With more Americans going into serious debt due to medical expenses, supplemental insurance can provide a financial lifeline when someone needs it most.
Group supplemental insurance is a voluntary benefit that is usually less expensive than if someone purchases it on their own. There is typically no underwriting or health exams for group policies, which is not always the case with individual policies.
This voluntary benefit can be structured in different ways, but they usually cover deductibles, copays, coinsurance costs, prescription drug costs and other health care-related expenses.
Gap insurance may also cover nonmedical expenses, including living expenses during a hospital stay or while recovering at home from an illness or accident. Other gap plans might include income replacement for periods when individuals can’t work due to an illness, accident or after a medical procedure.
Types of gap insurance
There are a few types of gap insurance, each covering something a bit different:
Hospital indemnity insurance — This can help cover the costs associated with a hospital stay, including the cost of childcare or if a patient needs to travel far from home to receive medical care. Depending on the plan, hospital indemnity insurance gives you cash payments to help pay for added expenses that may come while you recover. Typically, plans pay based on the number of days of hospitalization.
Critical illness insurance — This provides a benefit if a policyholder becomes very ill or suffers a serious medical problem, like a heart attack or stroke.
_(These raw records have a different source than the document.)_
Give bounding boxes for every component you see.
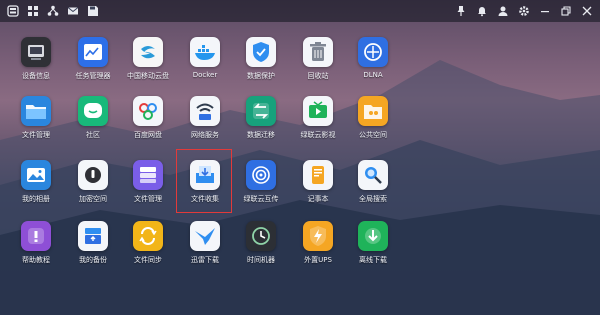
app-ugreen-video[interactable]: 绿联云影视 [290, 96, 346, 152]
app-device-info[interactable]: 设备信息 [8, 37, 64, 93]
app-label: 外置UPS [304, 256, 332, 264]
dlna-icon [358, 37, 388, 67]
app-label: 绿联云互传 [243, 195, 279, 203]
data-protection-icon [246, 37, 276, 67]
app-mobile-cloud-disk[interactable]: 中国移动云盘 [120, 37, 176, 93]
data-migration-icon [246, 96, 276, 126]
recycle-bin-icon [303, 37, 333, 67]
app-label: 文件管理 [22, 131, 50, 139]
app-task-manager[interactable]: 任务管理器 [65, 37, 121, 93]
app-label: 任务管理器 [75, 72, 111, 80]
app-baidu-netdisk[interactable]: 百度网盘 [120, 96, 176, 152]
app-launcher-grid: 设备信息 任务管理器 中国移动云盘 Docker 数据保护 回收站 DLNA 文件管理 社区 百度… [0, 0, 600, 315]
community-icon [78, 96, 108, 126]
external-ups-icon [303, 221, 333, 251]
app-label: 中国移动云盘 [127, 72, 169, 80]
time-machine-icon [246, 221, 276, 251]
mobile-cloud-disk-icon [133, 37, 163, 67]
file-organize-icon [133, 160, 163, 190]
app-encrypted-space[interactable]: 加密空间 [65, 160, 121, 216]
app-offline-download[interactable]: 离线下载 [345, 221, 401, 277]
app-dlna[interactable]: DLNA [345, 37, 401, 93]
app-my-backup[interactable]: 我的备份 [65, 221, 121, 277]
app-label: 我的备份 [79, 256, 107, 264]
baidu-netdisk-icon [133, 96, 163, 126]
app-notepad[interactable]: 记事本 [290, 160, 346, 216]
app-network-service[interactable]: 网络服务 [177, 96, 233, 152]
app-time-machine[interactable]: 时间机器 [233, 221, 289, 277]
network-service-icon [190, 96, 220, 126]
app-public-space[interactable]: 公共空间 [345, 96, 401, 152]
file-sync-icon [133, 221, 163, 251]
app-data-migration[interactable]: 数据迁移 [233, 96, 289, 152]
app-label: Docker [192, 71, 218, 79]
app-label: 加密空间 [79, 195, 107, 203]
public-space-icon [358, 96, 388, 126]
app-label: 离线下载 [359, 256, 387, 264]
app-thunder-download[interactable]: 迅雷下载 [177, 221, 233, 277]
app-community[interactable]: 社区 [65, 96, 121, 152]
app-label: 设备信息 [22, 72, 50, 80]
app-docker[interactable]: Docker [177, 37, 233, 93]
device-info-icon [21, 37, 51, 67]
app-label: 记事本 [307, 195, 329, 203]
encrypted-space-icon [78, 160, 108, 190]
app-label: 回收站 [307, 72, 329, 80]
app-label: 数据保护 [247, 72, 275, 80]
docker-icon [190, 37, 220, 67]
selection-highlight-box [176, 149, 232, 213]
app-my-album[interactable]: 我的相册 [8, 160, 64, 216]
thunder-download-icon [190, 221, 220, 251]
help-tutorial-icon [21, 221, 51, 251]
my-backup-icon [78, 221, 108, 251]
app-file-manager[interactable]: 文件管理 [8, 96, 64, 152]
app-label: 百度网盘 [134, 131, 162, 139]
app-label: 绿联云影视 [300, 131, 336, 139]
app-file-organize[interactable]: 文件管理 [120, 160, 176, 216]
app-label: 全局搜索 [359, 195, 387, 203]
task-manager-icon [78, 37, 108, 67]
app-data-protection[interactable]: 数据保护 [233, 37, 289, 93]
file-manager-icon [21, 96, 51, 126]
global-search-icon [358, 160, 388, 190]
app-label: 我的相册 [22, 195, 50, 203]
app-label: 迅雷下载 [191, 256, 219, 264]
offline-download-icon [358, 221, 388, 251]
app-global-search[interactable]: 全局搜索 [345, 160, 401, 216]
app-help-tutorial[interactable]: 帮助教程 [8, 221, 64, 277]
app-label: 公共空间 [359, 131, 387, 139]
app-label: 数据迁移 [247, 131, 275, 139]
ugreen-video-icon [303, 96, 333, 126]
app-ugreen-transfer[interactable]: 绿联云互传 [233, 160, 289, 216]
app-label: DLNA [363, 71, 383, 79]
app-recycle-bin[interactable]: 回收站 [290, 37, 346, 93]
app-label: 文件同步 [134, 256, 162, 264]
my-album-icon [21, 160, 51, 190]
ugreen-transfer-icon [246, 160, 276, 190]
app-label: 时间机器 [247, 256, 275, 264]
app-label: 帮助教程 [22, 256, 50, 264]
notepad-icon [303, 160, 333, 190]
app-label: 网络服务 [191, 131, 219, 139]
app-label: 文件管理 [134, 195, 162, 203]
app-file-sync[interactable]: 文件同步 [120, 221, 176, 277]
app-external-ups[interactable]: 外置UPS [290, 221, 346, 277]
app-label: 社区 [86, 131, 100, 139]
This plan supplements existing health insurance coverage with extra funds when a policyholder incurs extra expenses due to an illness and when they can’t work. They may receive a lump sum to cover these added expenses or monthly payments depending on the plan.
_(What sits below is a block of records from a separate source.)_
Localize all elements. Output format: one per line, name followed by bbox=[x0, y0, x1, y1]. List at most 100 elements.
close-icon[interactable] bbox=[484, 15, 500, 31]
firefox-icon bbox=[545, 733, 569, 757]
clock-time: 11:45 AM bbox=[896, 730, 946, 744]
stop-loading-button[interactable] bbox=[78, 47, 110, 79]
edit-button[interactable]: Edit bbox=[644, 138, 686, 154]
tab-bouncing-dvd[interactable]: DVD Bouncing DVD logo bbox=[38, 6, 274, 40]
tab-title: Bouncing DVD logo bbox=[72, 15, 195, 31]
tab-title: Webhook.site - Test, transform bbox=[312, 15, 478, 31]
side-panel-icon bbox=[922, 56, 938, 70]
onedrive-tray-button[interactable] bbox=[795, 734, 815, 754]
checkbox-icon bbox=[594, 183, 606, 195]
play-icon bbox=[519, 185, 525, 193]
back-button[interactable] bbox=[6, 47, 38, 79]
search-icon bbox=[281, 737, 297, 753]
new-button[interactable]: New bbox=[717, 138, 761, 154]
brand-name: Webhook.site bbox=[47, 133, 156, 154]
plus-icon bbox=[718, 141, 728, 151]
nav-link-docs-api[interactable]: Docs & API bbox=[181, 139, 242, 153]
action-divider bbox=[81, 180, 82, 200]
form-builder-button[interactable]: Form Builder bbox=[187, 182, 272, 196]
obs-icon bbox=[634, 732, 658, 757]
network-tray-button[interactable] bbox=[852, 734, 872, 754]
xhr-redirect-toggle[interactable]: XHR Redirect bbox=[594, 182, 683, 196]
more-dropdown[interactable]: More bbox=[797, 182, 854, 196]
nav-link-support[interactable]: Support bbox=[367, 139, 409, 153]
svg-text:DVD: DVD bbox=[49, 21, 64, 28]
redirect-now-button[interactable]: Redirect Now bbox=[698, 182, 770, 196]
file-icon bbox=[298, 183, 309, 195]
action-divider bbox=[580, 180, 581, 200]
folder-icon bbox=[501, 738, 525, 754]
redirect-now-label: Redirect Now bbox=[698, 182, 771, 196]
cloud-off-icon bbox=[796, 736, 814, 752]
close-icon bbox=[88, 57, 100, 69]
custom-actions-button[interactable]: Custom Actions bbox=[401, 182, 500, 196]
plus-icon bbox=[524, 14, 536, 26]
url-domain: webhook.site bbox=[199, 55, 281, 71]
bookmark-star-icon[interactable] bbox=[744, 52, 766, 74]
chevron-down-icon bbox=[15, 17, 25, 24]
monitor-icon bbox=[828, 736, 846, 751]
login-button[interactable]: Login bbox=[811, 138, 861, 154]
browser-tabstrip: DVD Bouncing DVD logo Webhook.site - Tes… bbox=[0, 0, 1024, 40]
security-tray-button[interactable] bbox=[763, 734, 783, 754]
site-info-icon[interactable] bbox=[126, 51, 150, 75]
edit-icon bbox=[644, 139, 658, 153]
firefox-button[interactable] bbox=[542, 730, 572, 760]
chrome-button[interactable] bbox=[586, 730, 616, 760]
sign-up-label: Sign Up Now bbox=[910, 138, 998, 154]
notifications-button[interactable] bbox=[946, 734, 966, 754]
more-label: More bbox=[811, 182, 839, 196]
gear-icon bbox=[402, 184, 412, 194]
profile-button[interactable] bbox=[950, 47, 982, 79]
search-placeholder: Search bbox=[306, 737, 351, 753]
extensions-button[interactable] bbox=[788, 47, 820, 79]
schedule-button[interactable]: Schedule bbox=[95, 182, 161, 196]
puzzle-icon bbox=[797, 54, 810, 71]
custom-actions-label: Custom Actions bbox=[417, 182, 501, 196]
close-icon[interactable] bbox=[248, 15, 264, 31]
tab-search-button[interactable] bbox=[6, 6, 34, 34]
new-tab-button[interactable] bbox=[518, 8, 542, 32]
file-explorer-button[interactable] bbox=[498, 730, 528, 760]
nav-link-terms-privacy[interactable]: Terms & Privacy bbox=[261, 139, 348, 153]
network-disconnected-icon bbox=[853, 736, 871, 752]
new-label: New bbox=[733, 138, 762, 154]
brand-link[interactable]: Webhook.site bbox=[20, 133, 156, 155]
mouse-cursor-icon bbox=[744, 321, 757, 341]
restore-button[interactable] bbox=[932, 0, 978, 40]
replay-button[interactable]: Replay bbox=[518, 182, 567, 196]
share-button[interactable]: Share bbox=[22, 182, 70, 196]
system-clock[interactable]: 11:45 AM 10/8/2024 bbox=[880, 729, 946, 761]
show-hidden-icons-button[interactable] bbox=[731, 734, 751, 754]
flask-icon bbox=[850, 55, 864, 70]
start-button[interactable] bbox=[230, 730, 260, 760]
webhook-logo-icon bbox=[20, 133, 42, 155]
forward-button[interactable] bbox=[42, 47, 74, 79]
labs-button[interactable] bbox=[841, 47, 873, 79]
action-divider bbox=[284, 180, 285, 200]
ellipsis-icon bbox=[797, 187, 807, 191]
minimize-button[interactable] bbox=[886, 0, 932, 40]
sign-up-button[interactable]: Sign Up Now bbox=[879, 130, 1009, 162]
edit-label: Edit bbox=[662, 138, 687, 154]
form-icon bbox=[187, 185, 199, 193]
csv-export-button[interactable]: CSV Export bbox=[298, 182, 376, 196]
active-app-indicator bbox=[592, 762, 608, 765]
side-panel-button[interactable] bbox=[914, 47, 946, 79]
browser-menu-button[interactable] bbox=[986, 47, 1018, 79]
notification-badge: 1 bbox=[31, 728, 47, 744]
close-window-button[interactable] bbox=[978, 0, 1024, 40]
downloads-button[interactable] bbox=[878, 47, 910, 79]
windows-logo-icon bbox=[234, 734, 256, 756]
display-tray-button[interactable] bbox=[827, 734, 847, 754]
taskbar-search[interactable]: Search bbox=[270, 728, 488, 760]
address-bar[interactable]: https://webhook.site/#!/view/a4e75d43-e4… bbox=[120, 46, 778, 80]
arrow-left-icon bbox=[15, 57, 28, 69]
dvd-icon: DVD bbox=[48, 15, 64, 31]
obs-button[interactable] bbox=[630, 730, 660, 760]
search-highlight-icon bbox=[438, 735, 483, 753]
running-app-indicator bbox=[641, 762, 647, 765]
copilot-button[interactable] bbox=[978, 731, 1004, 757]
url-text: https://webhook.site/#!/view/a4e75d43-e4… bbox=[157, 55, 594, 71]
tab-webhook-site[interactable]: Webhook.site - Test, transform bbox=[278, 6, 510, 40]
Accident insurance — This can help the policyholder cover medical costs or living expenses if the policyholder is injured in an accident. Policies pay out a preset number of times over a specific time or in a lump sum.
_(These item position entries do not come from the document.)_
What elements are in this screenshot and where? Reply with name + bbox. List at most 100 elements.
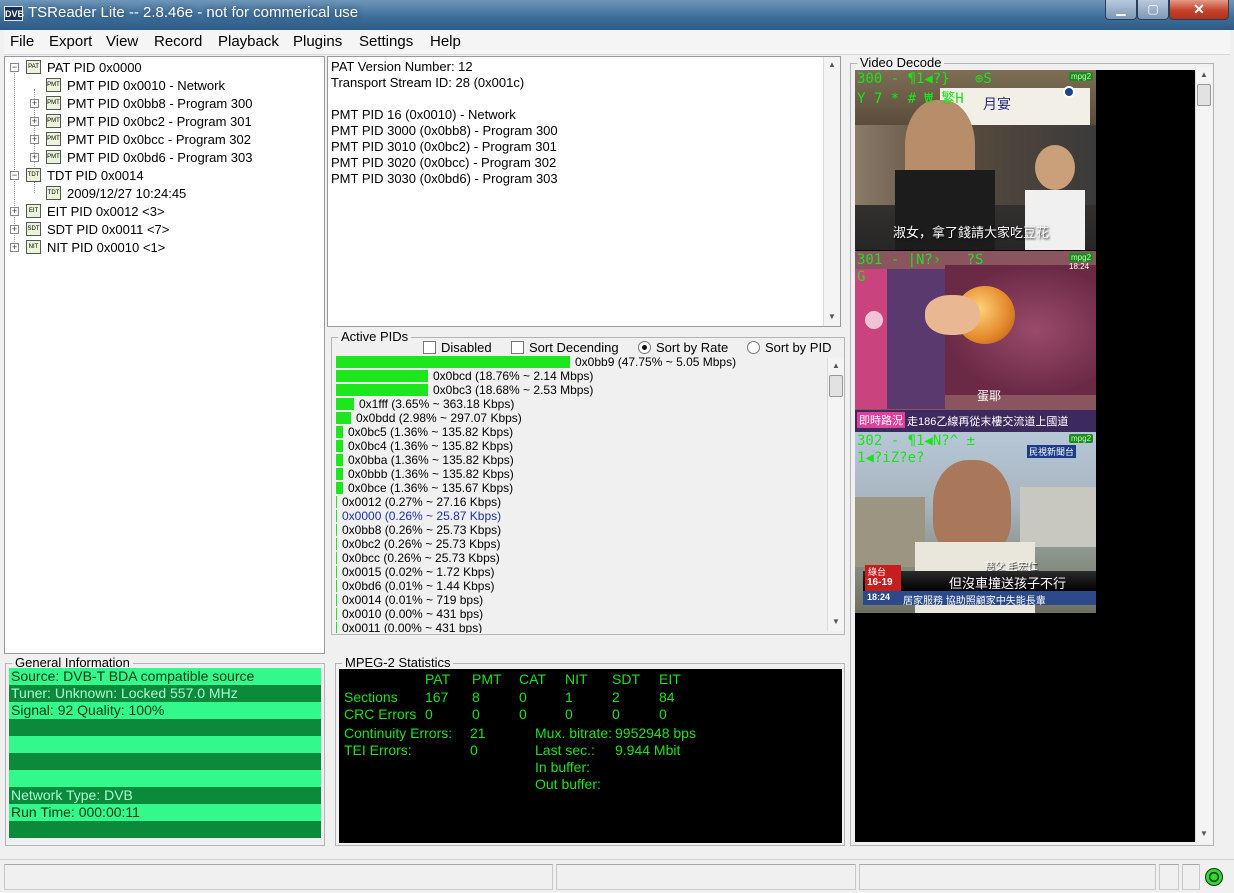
pid-rate-bar (336, 370, 428, 382)
video-frame-301[interactable]: 301 - |N?› ?S G mpg2 18:24 蛋耶 即時路況 走186乙… (855, 251, 1096, 432)
pat-info-line: Transport Stream ID: 28 (0x001c) (331, 75, 525, 90)
general-info-row (9, 770, 321, 787)
menu-plugins[interactable]: Plugins (293, 33, 342, 50)
menu-playback[interactable]: Playback (218, 33, 279, 50)
mpg2-badge: mpg2 (1069, 72, 1094, 81)
maximize-button[interactable]: ▢ (1137, 0, 1169, 20)
pid-rate-bar (336, 482, 343, 494)
frame3-channel-logo: 民視新聞台 (1027, 445, 1077, 458)
pid-rate-bar (336, 566, 337, 578)
frame3-headline: 但沒車撞送孩子不行 (949, 576, 1067, 591)
sort-descending-checkbox[interactable]: Sort Decending (511, 340, 619, 355)
table-icon: PMT (46, 114, 61, 128)
window-title: TSReader Lite -- 2.8.46e - not for comme… (28, 4, 359, 21)
sections-sdt: 2 (612, 689, 620, 705)
pid-rate-label: 0x0bc4 (1.36% ~ 135.82 Kbps) (348, 439, 514, 453)
crc-pat: 0 (425, 706, 433, 722)
crc-nit: 0 (565, 706, 573, 722)
scroll-thumb[interactable] (829, 375, 843, 397)
expand-icon[interactable]: + (10, 225, 19, 234)
menu-record[interactable]: Record (154, 33, 202, 50)
mux-bitrate-value: 9952948 bps (615, 725, 696, 741)
scroll-down-icon[interactable]: ▼ (824, 309, 840, 325)
menu-file[interactable]: File (10, 33, 34, 50)
menu-export[interactable]: Export (49, 33, 92, 50)
expand-icon[interactable]: + (10, 243, 19, 252)
disabled-label: Disabled (441, 340, 492, 355)
pid-rate-label: 0x0bcc (0.26% ~ 25.73 Kbps) (342, 551, 500, 565)
sections-cat: 0 (519, 689, 527, 705)
close-button[interactable]: ✕ (1169, 0, 1229, 20)
pid-rate-bar (336, 356, 570, 368)
pat-info-line: PMT PID 3030 (0x0bd6) - Program 303 (331, 171, 558, 186)
collapse-icon[interactable]: − (10, 63, 19, 72)
last-sec-value: 9.944 Mbit (615, 742, 681, 758)
pid-rate-label: 0x0bd6 (0.01% ~ 1.44 Kbps) (342, 579, 495, 593)
pid-rate-bar (336, 594, 337, 606)
minimize-button[interactable]: ▁ (1105, 0, 1137, 20)
menu-help[interactable]: Help (430, 33, 461, 50)
status-cell (859, 864, 1156, 890)
expand-icon[interactable]: + (30, 153, 39, 162)
pid-rate-label: 0x0bb9 (47.75% ~ 5.05 Mbps) (575, 355, 737, 369)
mux-bitrate-label: Mux. bitrate: (535, 725, 613, 741)
scroll-up-icon[interactable]: ▲ (824, 57, 840, 73)
tei-errors-value: 0 (470, 742, 478, 758)
app-logo-icon: DVB (4, 6, 24, 21)
pid-rate-bar (336, 622, 337, 633)
pid-rate-bar (336, 426, 343, 438)
frame2-osd-line2: G (857, 269, 866, 285)
pid-rate-label: 0x0000 (0.26% ~ 25.87 Kbps) (342, 509, 502, 523)
pid-rate-bar (336, 384, 428, 396)
crc-cat: 0 (519, 706, 527, 722)
frame3-date: 16-19 (867, 577, 893, 588)
menu-view[interactable]: View (106, 33, 138, 50)
frame1-subtitle: 淑女，拿了錢請大家吃豆花 (893, 225, 1050, 240)
table-icon: PMT (46, 78, 61, 92)
video-scrollbar[interactable]: ▲ ▼ (1195, 67, 1212, 843)
table-icon: PMT (46, 96, 61, 110)
sort-descending-label: Sort Decending (529, 340, 619, 355)
header-sdt: SDT (612, 671, 640, 687)
table-icon: PMT (46, 150, 61, 164)
pid-rate-bar (336, 454, 343, 466)
general-info-row: Source: DVB-T BDA compatible source (9, 668, 321, 685)
frame1-osd-line2: Y 7 * # ₩ 繁H (857, 91, 964, 107)
pid-list: 0x0bb9 (47.75% ~ 5.05 Mbps) 0x0bcd (18.76… (336, 355, 824, 633)
status-cell (556, 864, 856, 890)
title-bar: DVB TSReader Lite -- 2.8.46e - not for c… (0, 0, 1234, 30)
scroll-thumb[interactable] (1197, 84, 1211, 106)
header-nit: NIT (565, 671, 588, 687)
menu-bar: File Export View Record Playback Plugins… (4, 30, 1230, 55)
sort-by-rate-radio[interactable]: Sort by Rate (638, 340, 728, 355)
pid-rate-bar (336, 524, 337, 536)
expand-icon[interactable]: + (10, 207, 19, 216)
frame2-caption: 蛋耶 (977, 389, 1002, 403)
scroll-up-icon[interactable]: ▲ (828, 358, 844, 374)
pat-scrollbar[interactable]: ▲ ▼ (823, 57, 840, 326)
general-info-row (9, 821, 321, 838)
frame2-ticker: 走186乙線再從末樓交流道上國道 (907, 416, 1069, 428)
expand-icon[interactable]: + (30, 99, 39, 108)
video-frame-300[interactable]: 月宴 300 - ¶1◀?} ⊕S Y 7 * # ₩ 繁H mpg2 淑女，拿… (855, 70, 1096, 250)
video-frame-302[interactable]: 302 - ¶1◀N?^ ± 1◀?iZ?e? mpg2 民視新聞台 慈父 毛宏… (855, 432, 1096, 613)
pid-rate-label: 0x0bcd (18.76% ~ 2.14 Mbps) (433, 369, 594, 383)
collapse-icon[interactable]: − (10, 171, 19, 180)
scroll-down-icon[interactable]: ▼ (1196, 826, 1212, 842)
disabled-checkbox[interactable]: Disabled (423, 340, 492, 355)
status-cell (1159, 864, 1179, 890)
expand-icon[interactable]: + (30, 117, 39, 126)
menu-settings[interactable]: Settings (359, 33, 413, 50)
general-info-row (9, 736, 321, 753)
pids-scrollbar[interactable]: ▲ ▼ (827, 358, 844, 631)
table-icon: PMT (46, 132, 61, 146)
scroll-down-icon[interactable]: ▼ (828, 614, 844, 630)
expand-icon[interactable]: + (30, 135, 39, 144)
sort-by-pid-radio[interactable]: Sort by PID (747, 340, 831, 355)
pid-rate-label: 0x0bbb (1.36% ~ 135.82 Kbps) (348, 467, 514, 481)
pid-tree: − PAT PAT PID 0x0000 PMT PMT PID 0x0010 … (4, 56, 325, 654)
table-icon: PAT (26, 60, 41, 74)
pid-rate-bar (336, 440, 343, 452)
sort-by-rate-label: Sort by Rate (656, 340, 729, 355)
scroll-up-icon[interactable]: ▲ (1196, 67, 1212, 83)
Cancer insurance — This can cover radiation, chemotherapy, immunotherapy, surgery, hospitalization and possibly screening benefits — all related to a cancer diagnosis and treatment. It can pay out in different ways:
Expense incurred policy, which pays a specific percentage of treatment costs up to a set limit.
Indemnity policy, which covers expenses for approved treatments up to a predefined limit.
Lump-sum policy, which pays a fixed amount after a cancer diagnosis.
Benefit to employees
The cost of gap coverage is reasonable, ranging from $10 to $50 a month depending on the coverage. Employers can offer to pay all or part of the premium.
If you offer HDHPs to your staff, supplemental insurance can help your employees weather a serious illness or accident by providing much-needed funds to help them get buy during a difficult period.